Estimates by Alzheimer’s Research UK and Alzheimer’s Society suggest 720,000 people in the UK would meet the treatment criteria used in the clinical trials of lecanemab and donanemab.
These drugs work best when given at the very first stages of Alzheimer’s, or earlier still when patients have what doctors call mild cognitive impairment.
But that needs a diagnosis the NHS just can’t deliver at the scale needed.
These are potent drugs with a small risk of brain swelling and brain bleeds.
So you need to be absolutely sure that brain fog, memory problems and decline in thinking skills really are due to Alzheimer’s before starting treatment. Otherwise you’d run the risk of side effects without any benefit.
But the amyloid protein, which builds up in the brain in people with the disease, can only be detected with certainty with a PET brain scan or by taking a sample of the spinal fluid.

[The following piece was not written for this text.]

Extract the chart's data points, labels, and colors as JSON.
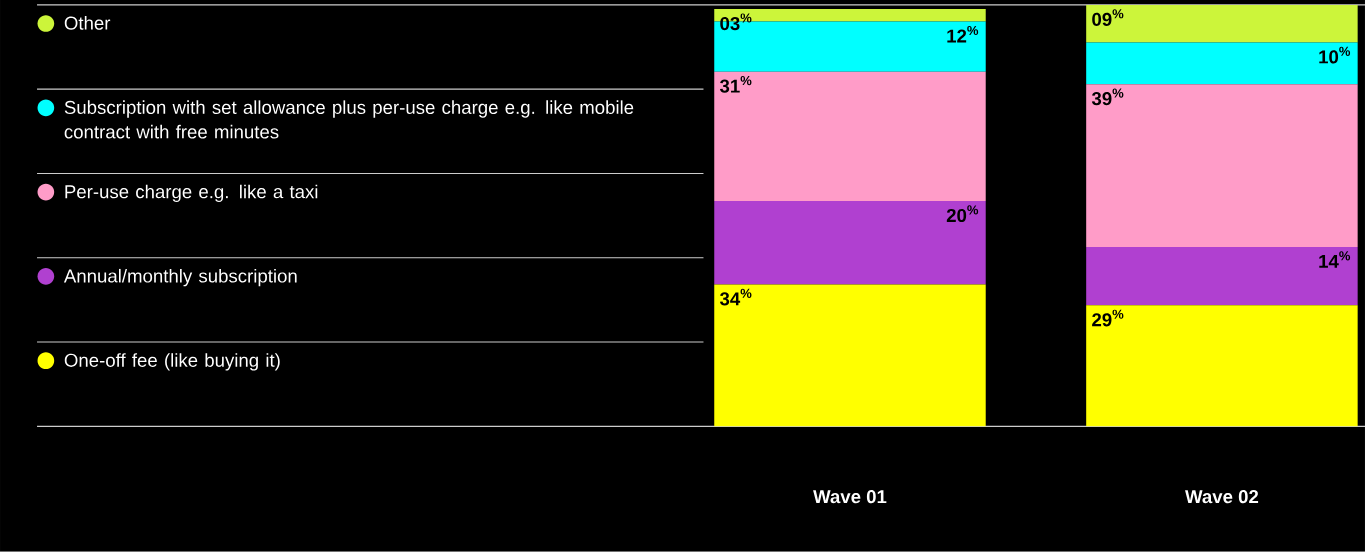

There are only 69 PET scanners in England, Wales and Northern Ireland, with a few more in Scotland. But only 10% of their time is in diagnosing Alzheimer’s; the bulk of their workload is in cancer.
And there aren’t enough clinics in the UK with the skilled professionals needed to do lumbar punctures, the procedure for inserting a needle into the spine to remove a sample of fluid.
Drugs offer hope for bleak diagnosis
The first of the drugs, lecanemab, has been available in the US for some patients since January, with full approval granted by the medicine’s regulator earlier this month.
But it could be early next year before the UK regulator decides whether to licence the treatment. And it would then need to be approved by NICE, the cost-effectiveness watchdog – in the US the drug costs around £20,000 a year.